If he pulls it off, though, Biden has a chance to show how much of a difference true federal leadership can make — and demonstrate how much the previous administration failed by refusing to embrace a larger role for itself.

Biden wants a federal role that Trump disavowed

At the core of Biden’s plan is a posture of more federal involvement that Trump has resisted at every step throughout the Covid-19 crisis.

This was clear in Biden’s broader Covid-19 plan, too: The ideas in the proposal aren’t at all new. Experts have called for expanding testing, preparing for mass vaccination efforts, supporting schools, providing emergency paid leave, and much more in the past year. Biden himself proposed many of these things last March. You can see many of these ideas in article after article in Vox and elsewhere, dating back to early 2020.

The Trump administration declined more aggressive steps, repeatedly taking a stance that it wasn’t the federal government’s proper role to get hands-on with the Covid-19 response. With protective equipment, Trump resisted using the Defense Production Act to get more masks, gloves, and other gear to health care workers. On testing, the Trump administration left the bulk of the task to local, state, and private actors, describing the federal government as merely a “supplier of last resort.” On tracing, the administration never had anything resembling a plan to make sure the country could track down the sick or exposed and help them isolate or quarantine.

This kind of hands-off, leave-it-to-the-states attitude culminated in the messy vaccine rollout. While there are many factors contributing to America’s slow vaccine efforts — including the country’s size, sprawl, and fragmented health care system — a key contributor is the lack of federal involvement. In effect, the Trump administration purchased tens of millions of doses of the vaccines, shipped them to the states, and then left the states to figure out the rest.

This was clear in the funding numbers. State organizations asked for $8 billion to build up vaccine infrastructure. The Trump administration provided $340 million. Only in December did Congress finally approve $8 billion for vaccine distribution, but experts say that money comes late, given that vaccination efforts are already well underway and the funds could’ve helped in the preparation stages.

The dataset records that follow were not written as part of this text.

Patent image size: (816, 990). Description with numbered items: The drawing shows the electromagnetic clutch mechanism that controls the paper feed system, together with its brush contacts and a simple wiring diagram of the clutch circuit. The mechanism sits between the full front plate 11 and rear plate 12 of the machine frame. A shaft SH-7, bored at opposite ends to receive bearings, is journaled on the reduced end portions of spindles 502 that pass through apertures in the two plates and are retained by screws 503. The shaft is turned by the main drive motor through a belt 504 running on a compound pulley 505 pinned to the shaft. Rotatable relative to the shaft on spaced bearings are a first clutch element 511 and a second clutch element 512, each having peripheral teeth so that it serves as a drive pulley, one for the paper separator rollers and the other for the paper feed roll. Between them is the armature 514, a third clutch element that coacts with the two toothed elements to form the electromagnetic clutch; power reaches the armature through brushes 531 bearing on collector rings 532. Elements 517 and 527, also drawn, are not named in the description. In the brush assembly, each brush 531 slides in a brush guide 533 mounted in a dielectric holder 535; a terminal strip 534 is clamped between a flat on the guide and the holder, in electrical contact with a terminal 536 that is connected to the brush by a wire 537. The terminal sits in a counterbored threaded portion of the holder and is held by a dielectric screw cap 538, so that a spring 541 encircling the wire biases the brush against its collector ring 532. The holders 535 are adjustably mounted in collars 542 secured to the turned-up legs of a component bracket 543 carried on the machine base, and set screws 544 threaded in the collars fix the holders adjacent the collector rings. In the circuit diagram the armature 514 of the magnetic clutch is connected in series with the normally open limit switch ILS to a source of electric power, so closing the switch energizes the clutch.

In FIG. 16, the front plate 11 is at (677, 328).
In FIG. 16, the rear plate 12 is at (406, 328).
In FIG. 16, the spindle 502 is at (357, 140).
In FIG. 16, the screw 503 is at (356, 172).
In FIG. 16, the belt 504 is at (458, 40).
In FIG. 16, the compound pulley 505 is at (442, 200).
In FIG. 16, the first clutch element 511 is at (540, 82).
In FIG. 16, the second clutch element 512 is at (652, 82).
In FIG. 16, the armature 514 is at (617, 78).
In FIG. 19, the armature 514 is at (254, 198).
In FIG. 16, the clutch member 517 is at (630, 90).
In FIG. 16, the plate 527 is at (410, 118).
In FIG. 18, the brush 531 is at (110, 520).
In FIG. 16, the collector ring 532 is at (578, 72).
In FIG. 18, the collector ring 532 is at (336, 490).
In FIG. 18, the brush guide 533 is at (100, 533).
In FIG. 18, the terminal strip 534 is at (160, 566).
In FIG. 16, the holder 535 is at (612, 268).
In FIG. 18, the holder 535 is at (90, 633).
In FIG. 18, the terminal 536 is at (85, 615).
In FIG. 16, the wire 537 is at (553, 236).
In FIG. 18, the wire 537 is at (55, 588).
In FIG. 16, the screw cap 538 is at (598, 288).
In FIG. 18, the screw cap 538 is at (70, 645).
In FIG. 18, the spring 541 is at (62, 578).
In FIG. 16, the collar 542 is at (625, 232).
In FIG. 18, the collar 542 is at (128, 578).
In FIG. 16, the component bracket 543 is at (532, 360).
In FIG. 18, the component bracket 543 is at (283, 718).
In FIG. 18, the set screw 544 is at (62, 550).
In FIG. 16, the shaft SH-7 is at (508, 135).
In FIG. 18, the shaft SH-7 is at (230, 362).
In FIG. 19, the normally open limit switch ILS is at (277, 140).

When asked about the botched vaccine rollout, the Trump administration has stuck to its anti-federalist stance — arguing that it’s on states and localities to figure out how they can vaccinate more people. Brett Giroir, an administration leader on Covid-19 efforts, argued, “The federal government doesn’t invade Texas or Montana and provide shots to people.”

Characterizing greater federal support for Covid-19 efforts as a federal invasion is of course absurd, but it’s emblematic of the Trump administration’s approach to the crisis.

On vaccines, as with the coronavirus in general, Biden’s promise has long been that he’ll embrace a bigger role for the federal government. With his plan, Biden is putting some specific details to that end. The question now is if he can pull it off — if he gets the support he needs from Congress, and if the feds really can deliver what Biden has promised.